- Also known as: El Topo
- Born: November 22, 1942
- Origin: Moca, Puerto Rico
- Died: July 23, 2024 (aged 81) San Juan, Puerto Rico
- Genres: Puerto Rican folkloric themes
- Occupations: Composer; singer;
- Instrument: Guitar

= Antonio Cabán Vale =

Puerto Rican musician (1942–2024)

Antonio Cabán Vale, (November 22, 1942 – July 23, 2024), also known as "El Topo", was a guitarist, singer and composer of Puerto Rican folkloric themes. He was one of the founders of the "new song" movement (Spanish: nueva canción) of the early 1970s. His danza Verde Luz (Green Light) became a popular symbol of national dignity, to the point that it is viewed by many as almost a second national anthem, and has been interpreted by international singers.

==Early life==
Cabán Vale was born and raised in the town of Moca, which is located in the western part of Puerto Rico, where he received his primary and secondary education. After he graduated from high school, he moved to San Juan and in 1961, enrolled at the University of Puerto Rico. During his student years at the university, he became known as "El Topo" and he wrote poems which were published in the university's publication "Guajana". In 1966, Cabán Vale earned his bachelor's degree in Arts and Social Sciences.

==Musical career==
For two years Cabán Vale earned a living as a public school teacher. In the 1970s, he began to set his poems to music and later founded a band which he named "Taone". He was the lead singer of the band, which performed his compositions. His compositions contained simple verses and created a new style of contemporary folkloric music which became popular in Puerto Rico. His musical style includes the use of those musical instruments which are typically Puerto Rican, such as the cuatro (a Puerto Rican guitar with five double strings) and the güiro. Some of his compositions were popularized in many different versions.

==Verde Luz==
One of Cabán Vale's most popular compositions was of the danza genre, titled Verde Luz (Green Light).
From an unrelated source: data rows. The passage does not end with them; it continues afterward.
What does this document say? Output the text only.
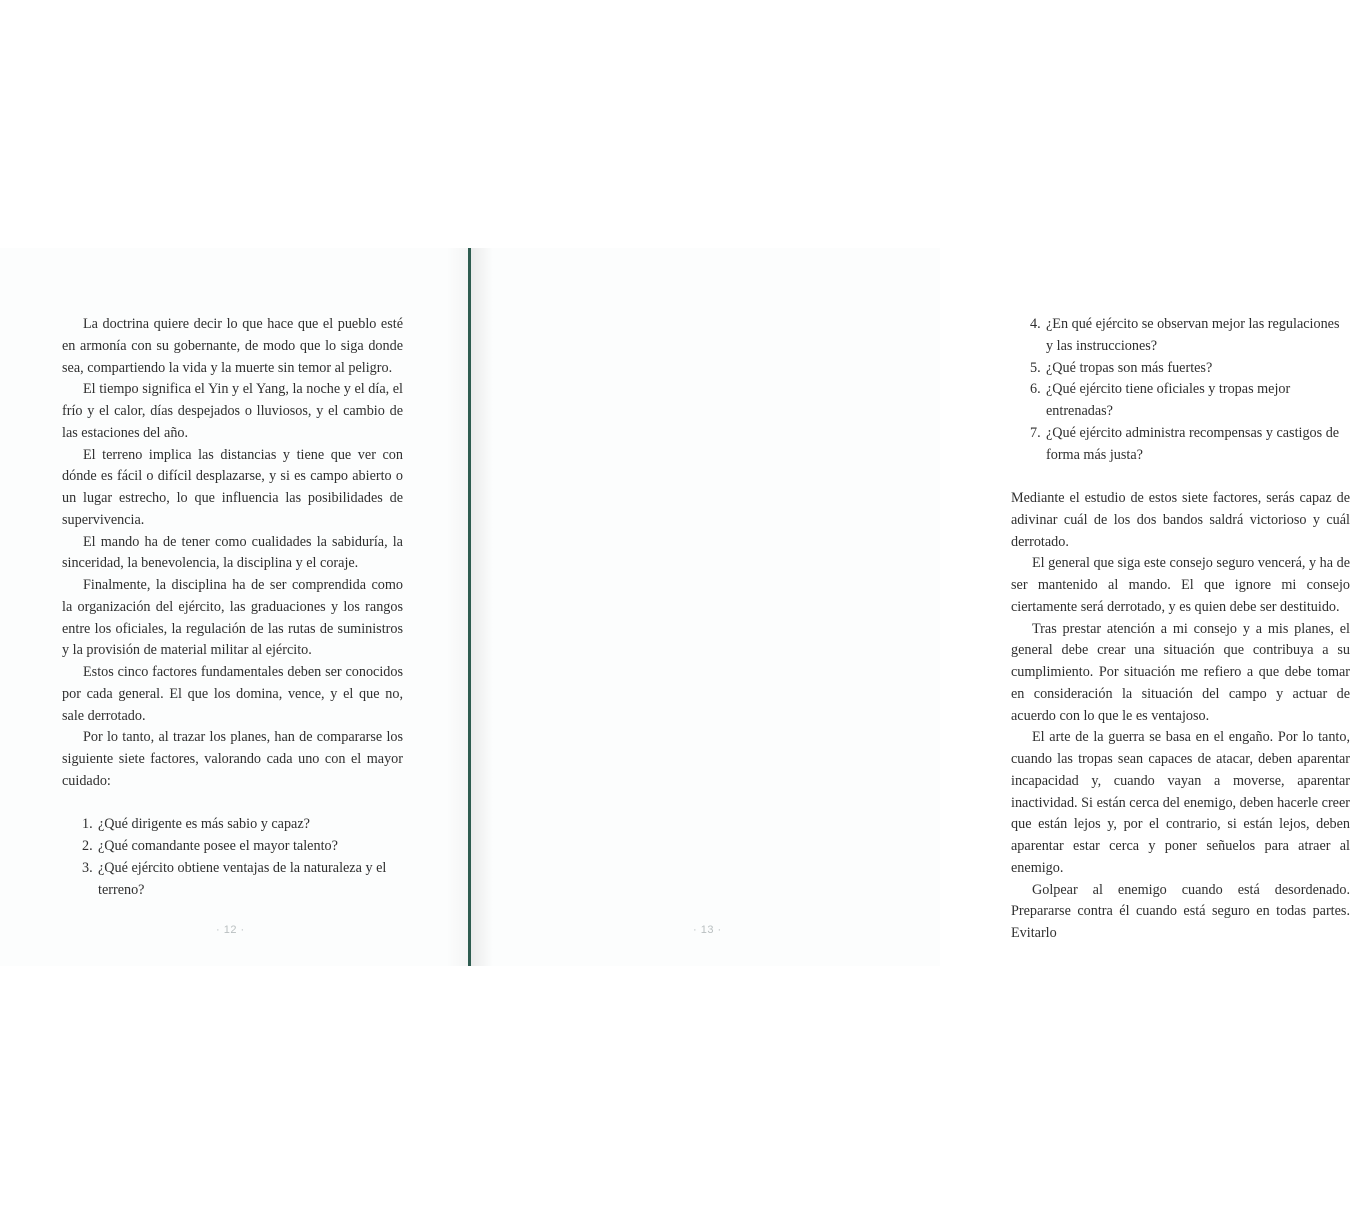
La doctrina quiere decir lo que hace que el pueblo esté en armonía con su gobernante, de modo que lo siga donde sea, compartiendo la vida y la muerte sin temor al peligro.

El tiempo significa el Yin y el Yang, la noche y el día, el frío y el calor, días despejados o lluviosos, y el cambio de las estaciones del año.

El terreno implica las distancias y tiene que ver con dónde es fácil o difícil desplazarse, y si es campo abierto o un lugar estrecho, lo que influencia las posibilidades de supervivencia.

El mando ha de tener como cualidades la sabiduría, la sinceridad, la benevolencia, la disciplina y el coraje.

Finalmente, la disciplina ha de ser comprendida como la organización del ejército, las graduaciones y los rangos entre los oficiales, la regulación de las rutas de suministros y la provisión de material militar al ejército.

Estos cinco factores fundamentales deben ser conocidos por cada general. El que los domina, vence, y el que no, sale derrotado.

Por lo tanto, al trazar los planes, han de compararse los siguiente siete factores, valorando cada uno con el mayor cuidado:

1. ¿Qué dirigente es más sabio y capaz?

2. ¿Qué comandante posee el mayor talento?

3. ¿Qué ejército obtiene ventajas de la naturaleza y el terreno?

· 12 ·

4. ¿En qué ejército se observan mejor las regulaciones y las instrucciones?

5. ¿Qué tropas son más fuertes?

6. ¿Qué ejército tiene oficiales y tropas mejor entrenadas?

7. ¿Qué ejército administra recompensas y castigos de forma más justa?

Mediante el estudio de estos siete factores, serás capaz de adivinar cuál de los dos bandos saldrá victorioso y cuál derrotado.

El general que siga este consejo seguro vencerá, y ha de ser mantenido al mando. El que ignore mi consejo ciertamente será derrotado, y es quien debe ser destituido.

Tras prestar atención a mi consejo y a mis planes, el general debe crear una situación que contribuya a su cumplimiento. Por situación me refiero a que debe tomar en consideración la situación del campo y actuar de acuerdo con lo que le es ventajoso.

El arte de la guerra se basa en el engaño. Por lo tanto, cuando las tropas sean capaces de atacar, deben aparentar incapacidad y, cuando vayan a moverse, aparentar inactividad. Si están cerca del enemigo, deben hacerle creer que están lejos y, por el contrario, si están lejos, deben aparentar estar cerca y poner señuelos para atraer al enemigo.

Golpear al enemigo cuando está desordenado. Prepararse contra él cuando está seguro en todas partes. Evitarlo

· 13 ·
Verde Luz has been interpreted by the late Argentine singer Ginamaría Hidalgo, and Puerto Rican singers Chucho Avellanet, Roy Brown, Lucecita Benítez, Tony Croatto, Lou Briel, Nano Cabrera, Carmen Nydia Velázquez, José Feliciano, Silverio Pérez, and Dagmar.

==Musical Compositions==

Among the songs which Cabán recorded are the following:
- "Flor de Amapola" (Poppy Flower);
- "Qué Bonita Luna" (What a Beautiful Moon);
- "¿Dónde Vas, María?" (Where Are You Going, Maria?);
- "Antonia" (song about Antonia Martínez killed by the police during the 1970 student protest at the University of Puerto Rico);
- "Canciones de Amantes" (Lovers' Songs);
- "Verde Luz" (Green Light);
- "La Patria Va" (The Homeland Counts);
- "Un Metro de Ternura" (A Meter of Tenderness)

==Author==
Cabán Vale published two books of original poems. The first, entitled Un Lugar Fuera de Tiempo (A Place from Another Time), is based on his experiences as a young man in his hometown of Moca; the second, Penultima Salida (Next-to-Last Exit), deals with his personal quest for "truth".

In 2001, the 6th International Book Fair, celebrated at the Roberto Clemente Coliseum in San Juan, was dedicated to Antonio "El Topo" Cabán Vale.

==Death==
Cabán Vale died on July 23, 2024, at the age of 81. He was buried at Los Sauces Cemetery in Moca, Puerto Rico.